Nesbitt's fate at Arnotts in the balance
Northern Quarter 'dead in water' as properties to be sold
Published 07/08/2010 | 05:00
The fate of Arnotts chairman Richard Nesbitt is expected to be decided next week when the banks taking over the department store are likely to announce a series of management and board changes.
The future of Mr Nesbitt rests with Mark Schwartz, the American founder of advisory group Palladin, which has been advising the company for several months. It is understood several phone calls between Mr Schwartz and Mr Nesbitt have taken place this week.
It has also emerged that Anglo studied the idea of putting Arnotts into receivership before finally coming around to the idea of taking control of the firm.
"We looked at alternatives -- receivership, liquidation, selling it off in pieces, and we decided that this was the best thing to do," said Anglo chief executive Mike Aynsley yesterday.
"If you look at what happened, they were buying all these properties and developing them at the top of the market, and they were leveraged up with debt," he commented.
"It's a really good example of a good business straying from its meat and potatoes and getting caught. It doesn't take away from the viable business model underpinning Arnotts," he added.
Mr Nesbitt, who has served on the Arnotts board for about 30 years, is said to be interested in a role as chairman, but sources familiar with the banks' thinking said it may be difficult for him to retain a role, as Mr Nesbitt may have to concentrate on his own financial affairs.
Mr Nesbitt could not be contacted through his spokesman last night and is believed to be out of the country.
The upcoming talks with unions is said to be one area in which Mr Nesbitt believes he can still make a contribution.
Anglo and Ulster Bank are expected to name directors to the board next week, with both banks already sounding out potential representatives this week. They are expected to be from a retail background, rather than a banking background.
Ulster and Anglo will design a structure that means they do not have to consolidate the accounts of Arnotts into their own books.
The banks are also expected to sell off a large amount of the Arnotts property portfolio, with some other parts being hoarded on a more long-term basis until the market recovers.

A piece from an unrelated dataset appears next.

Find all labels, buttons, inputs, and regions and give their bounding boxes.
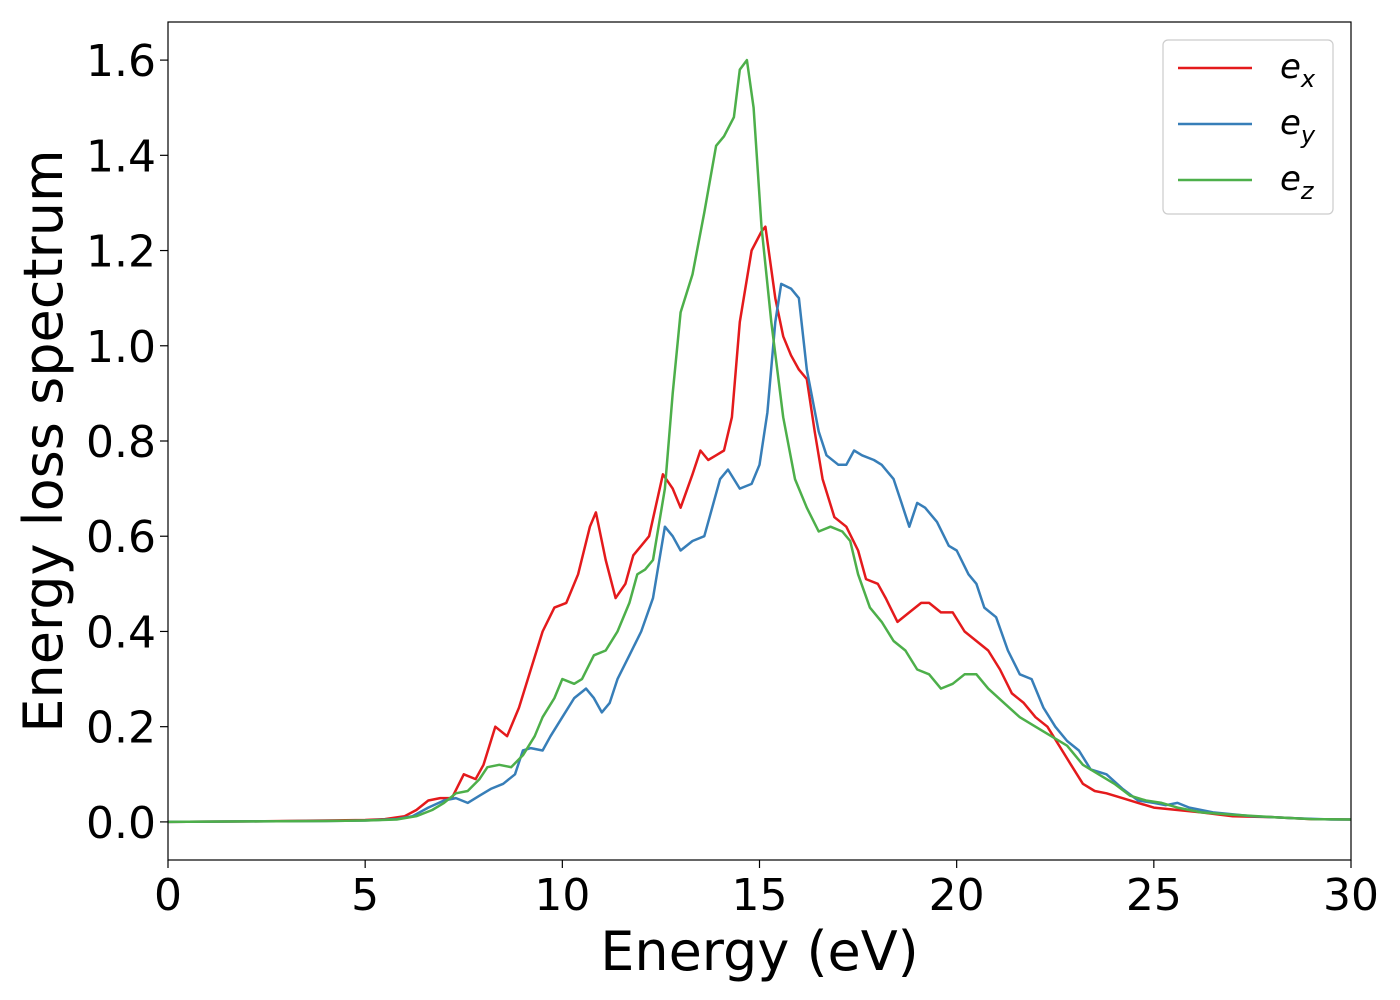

The Northern Quarter, as originally envisaged by Mr Nesbitt, is said to be "dead in the water", with the banks anxious that Arnotts concentrates solely on its retailing activities.
Paladin is the key force at the company and is believed to have significantly improved on its performance since taking the reins. The EU has set a deadline of Monday for submissions from parties who object to the two banks taking over the store.